Alice avait un cahier de prières, de neuvaines, et de remèdes pour soigner la plupart des maladies, avec les plantes et les légumes du potager.
La reliure à spirale, bien fatiguée, avait été rafistolée avec du ruban adhésif.


On venait la consulter, lui demander de faire une neuvaine pour une maladie, ou un choc de l’existence. Les gens avaient l’impression qu’elle serait mieux écoutée qu’eux par les saints guérisseurs. Elle savait toujours auquel s’adresser pour recevoir un soulagement.

Alice savait écouter. Sa discrétion était exemplaire.

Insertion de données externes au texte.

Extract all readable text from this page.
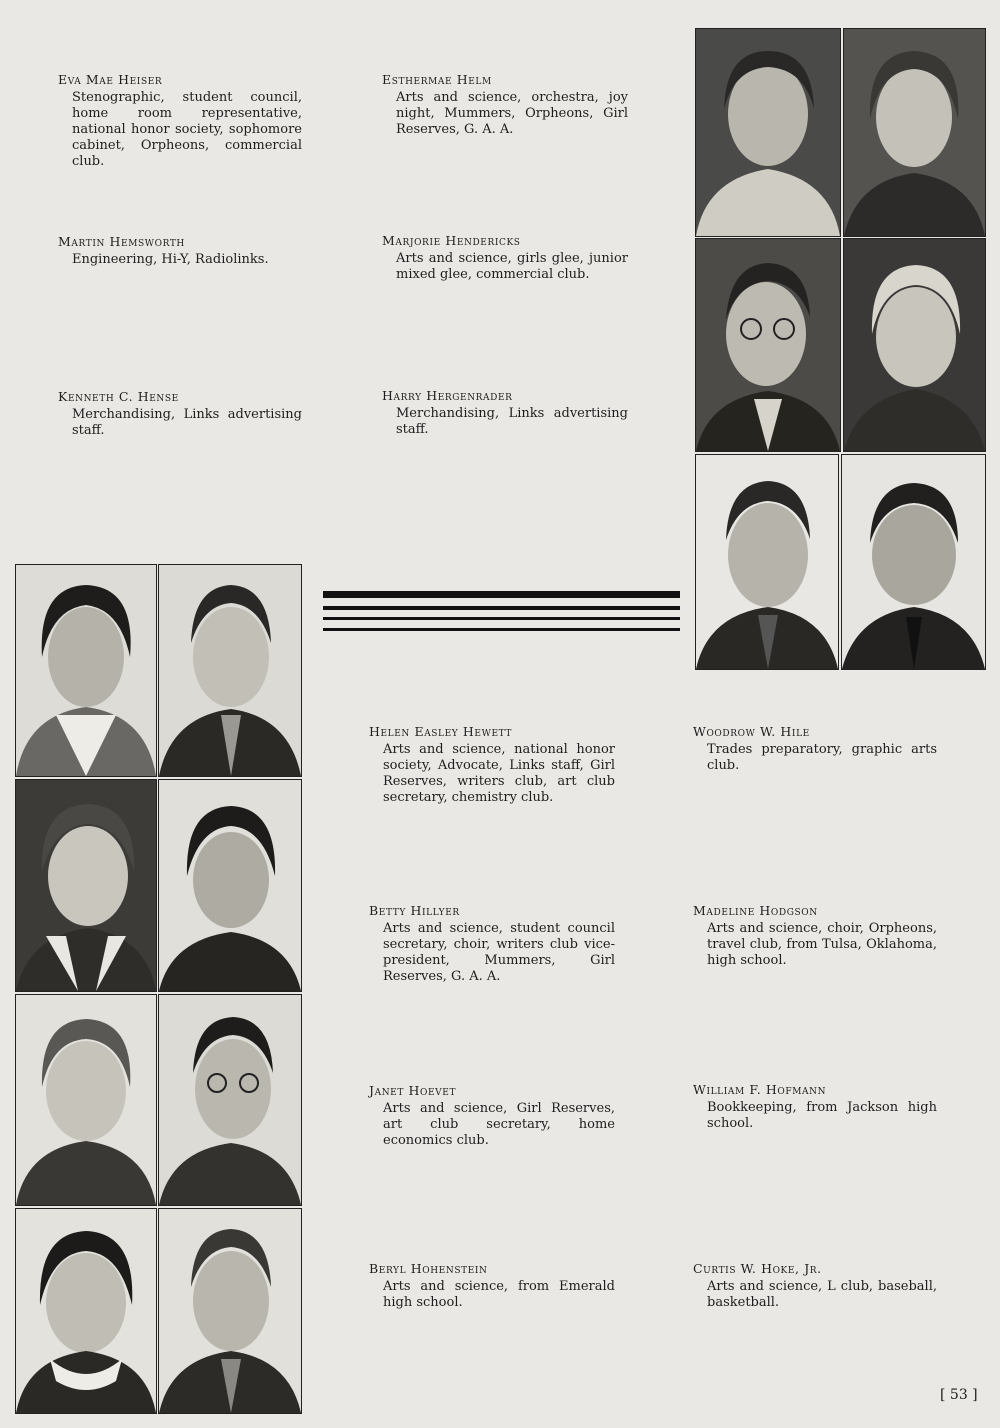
Eva Mae Heiser

Stenographic, student council, home room representative, national honor society, sophomore cabinet, Orpheons, commercial club.

Esthermae Helm

Arts and science, orchestra, joy night, Mummers, Orpheons, Girl Reserves, G. A. A.

Martin Hemsworth

Engineering, Hi-Y, Radiolinks.

Marjorie Hendericks

Arts and science, girls glee, junior mixed glee, commercial club.

Kenneth C. Hense

Merchandising, Links advertising staff.

Harry Hergenrader

Merchandising, Links advertising staff.

Helen Easley Hewett

Arts and science, national honor society, Advocate, Links staff, Girl Reserves, writers club, art club secretary, chemistry club.

Woodrow W. Hile

Trades preparatory, graphic arts club.

Betty Hillyer

Arts and science, student council secretary, choir, writers club vice-president, Mummers, Girl Reserves, G. A. A.

Madeline Hodgson

Arts and science, choir, Orpheons, travel club, from Tulsa, Oklahoma, high school.

Janet Hoevet

Arts and science, Girl Reserves, art club secretary, home economics club.

William F. Hofmann

Bookkeeping, from Jackson high school.

Beryl Hohenstein

Arts and science, from Emerald high school.

Curtis W. Hoke, Jr.

Arts and science, L club, baseball, basketball.

[ 53 ]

C’est en sa mémoire que j’ai voulu partager le contenu de son cahier, après y avoir mis un peu d’ordre (présentations sous forme de tableaux, par ordre alphabétique) et avoir ajouté des notes en bas de page sur quelques saints peu connus, ou légendé certaines maladies.


J’ai respecté la division du cahier en deux grandes parties : d’abord les
prières miraculeuses, puis les remèdes, qui s’accompagnent parfois de quelques recettes de cuisine.


L’ensemble est
très émouvant : on voit clairement quels étaient les soucis et les préoccupations de nos ancêtres, à une époque où l’on se soignait si peu, où le médecin et les remèdes étaient coûteux.


Foi ou superstition, c’est un problème que nous nous refusons d’évoquer ici. Notre attitude est humble face aux manifestations de cette piété populaire.

Comme les chansons et les légendes, les textes appartiennent au
folklore ; les historiens des mentalités et les sociologues s’y intéressent.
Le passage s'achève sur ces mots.